It wasn’t my idea. I gave a speech in Mexico City a while ago and the speech was a viral phenomenon. The publishers in Spain thought they were going to publish it as a little book. I read it and said, “This thing is totally outdated,” because in a short time #MeToo, Black Lives Matter, the protests of women in the street … so much had happened that was not mentioned in the speech. I said, “No, this is useless.” Then I started to think about my own trajectory and how I have lived the movement, because it has been almost simultaneous, you see? The women’s liberation movement is very old, but it really began with the pill in the 1960s, when women were able to control their fertility for the first time. That created a space that didn’t exist before, a space that my mother of course did not have – my mother was married for four years and had three children.
You started writing it just as we were starting to lock ourselves up because of the pandemic. What do you hope will happen now with the women’s movement?
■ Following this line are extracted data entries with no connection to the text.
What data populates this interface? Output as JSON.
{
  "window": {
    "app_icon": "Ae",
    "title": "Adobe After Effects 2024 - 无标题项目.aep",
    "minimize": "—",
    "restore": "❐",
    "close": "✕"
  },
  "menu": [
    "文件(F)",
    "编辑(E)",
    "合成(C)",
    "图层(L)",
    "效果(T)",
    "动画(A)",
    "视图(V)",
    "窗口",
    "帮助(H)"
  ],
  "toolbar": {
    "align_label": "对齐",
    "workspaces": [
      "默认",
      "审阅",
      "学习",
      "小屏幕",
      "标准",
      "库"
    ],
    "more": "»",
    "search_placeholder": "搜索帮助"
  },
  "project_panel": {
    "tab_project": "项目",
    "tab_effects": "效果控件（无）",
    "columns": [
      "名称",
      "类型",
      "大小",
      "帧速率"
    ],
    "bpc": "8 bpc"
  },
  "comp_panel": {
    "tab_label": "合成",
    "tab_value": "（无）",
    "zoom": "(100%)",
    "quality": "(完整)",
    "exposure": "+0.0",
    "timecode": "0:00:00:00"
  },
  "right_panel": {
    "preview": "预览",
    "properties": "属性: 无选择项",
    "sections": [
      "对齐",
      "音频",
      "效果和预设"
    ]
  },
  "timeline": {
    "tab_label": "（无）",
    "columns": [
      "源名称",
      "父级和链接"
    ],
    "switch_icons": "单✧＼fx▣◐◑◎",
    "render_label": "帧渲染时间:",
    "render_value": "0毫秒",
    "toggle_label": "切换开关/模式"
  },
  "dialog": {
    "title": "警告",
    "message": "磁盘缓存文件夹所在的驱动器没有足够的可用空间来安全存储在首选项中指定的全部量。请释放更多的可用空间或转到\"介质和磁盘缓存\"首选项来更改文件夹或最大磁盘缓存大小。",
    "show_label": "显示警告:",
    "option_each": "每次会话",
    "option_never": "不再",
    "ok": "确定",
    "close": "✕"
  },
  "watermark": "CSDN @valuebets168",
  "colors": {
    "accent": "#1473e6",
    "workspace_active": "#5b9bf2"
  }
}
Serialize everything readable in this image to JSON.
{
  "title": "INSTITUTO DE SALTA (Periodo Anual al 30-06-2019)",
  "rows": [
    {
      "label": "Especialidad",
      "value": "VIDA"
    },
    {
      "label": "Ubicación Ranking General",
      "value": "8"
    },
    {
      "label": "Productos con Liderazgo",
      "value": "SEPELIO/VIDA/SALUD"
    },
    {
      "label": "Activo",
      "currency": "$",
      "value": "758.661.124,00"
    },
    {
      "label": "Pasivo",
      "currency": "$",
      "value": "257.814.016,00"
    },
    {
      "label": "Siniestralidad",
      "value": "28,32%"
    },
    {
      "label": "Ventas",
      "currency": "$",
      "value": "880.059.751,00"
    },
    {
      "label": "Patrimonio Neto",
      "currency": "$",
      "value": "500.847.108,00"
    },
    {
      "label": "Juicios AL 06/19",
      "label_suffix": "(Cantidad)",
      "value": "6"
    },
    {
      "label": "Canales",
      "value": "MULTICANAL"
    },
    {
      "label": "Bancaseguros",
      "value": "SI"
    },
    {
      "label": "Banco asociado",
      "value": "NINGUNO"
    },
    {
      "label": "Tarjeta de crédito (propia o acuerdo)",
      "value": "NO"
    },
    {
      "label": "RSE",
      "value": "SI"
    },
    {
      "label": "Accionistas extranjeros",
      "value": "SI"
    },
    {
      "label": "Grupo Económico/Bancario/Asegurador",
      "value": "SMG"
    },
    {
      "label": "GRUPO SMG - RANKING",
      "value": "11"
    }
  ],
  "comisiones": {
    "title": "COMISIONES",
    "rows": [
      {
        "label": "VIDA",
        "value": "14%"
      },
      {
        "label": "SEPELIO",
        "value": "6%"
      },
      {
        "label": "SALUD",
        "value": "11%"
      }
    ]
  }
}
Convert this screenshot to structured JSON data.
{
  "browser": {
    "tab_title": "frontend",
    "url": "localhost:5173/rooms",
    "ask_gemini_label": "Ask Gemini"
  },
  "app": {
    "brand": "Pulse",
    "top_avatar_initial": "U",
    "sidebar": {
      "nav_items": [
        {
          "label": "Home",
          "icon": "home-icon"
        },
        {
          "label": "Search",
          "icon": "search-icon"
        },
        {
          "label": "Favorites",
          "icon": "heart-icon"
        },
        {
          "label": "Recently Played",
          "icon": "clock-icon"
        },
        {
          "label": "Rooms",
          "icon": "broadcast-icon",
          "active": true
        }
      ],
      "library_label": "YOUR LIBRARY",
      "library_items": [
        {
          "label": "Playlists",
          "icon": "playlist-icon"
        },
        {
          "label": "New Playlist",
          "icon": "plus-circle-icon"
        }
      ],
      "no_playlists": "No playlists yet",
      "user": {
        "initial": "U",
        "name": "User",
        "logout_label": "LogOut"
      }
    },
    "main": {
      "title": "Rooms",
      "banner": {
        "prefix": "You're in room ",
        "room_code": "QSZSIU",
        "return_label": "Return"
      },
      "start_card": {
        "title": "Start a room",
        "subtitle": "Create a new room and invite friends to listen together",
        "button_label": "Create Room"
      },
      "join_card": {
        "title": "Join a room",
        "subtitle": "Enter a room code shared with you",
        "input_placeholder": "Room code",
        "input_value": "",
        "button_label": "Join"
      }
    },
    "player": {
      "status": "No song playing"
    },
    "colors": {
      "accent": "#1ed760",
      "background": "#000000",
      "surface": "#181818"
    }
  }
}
The year of the pandemic has had everything paralyzed, but things continue to move forward. And feminism has joined other movements that are also on the streets, like Black Lives Matter, which is a subversion against the establishment, against a racist system. That same system, a chauvinist system, is what gives the male gender supremacy over other women, over other races, over people who have no power, over children. When we challenge the power of the establishment, we have so much in common that we can do it together. We have arrived to a moment were we must shake up the society we live in and try to establish a different, more sustainable, more just and better new normal for ourselves, for everybody.
How has the pandemic treated you?
Well, because what a writer needs is time, silence and solitude, and the pandemic has given me that. I’m a newlywed and look, the pandemic has been a litmus test because it’s like a long honeymoon that never ends (laughs). But in this honeymoon we have learned a lot as a couple, as a family, that can be extrapolated to humanity: We are forced to live on a fragile planet, in a limited space that has to be sustainable, that we have to keep in order and clean, otherwise we will perish. That we need patience, tolerance, compassion, kindness.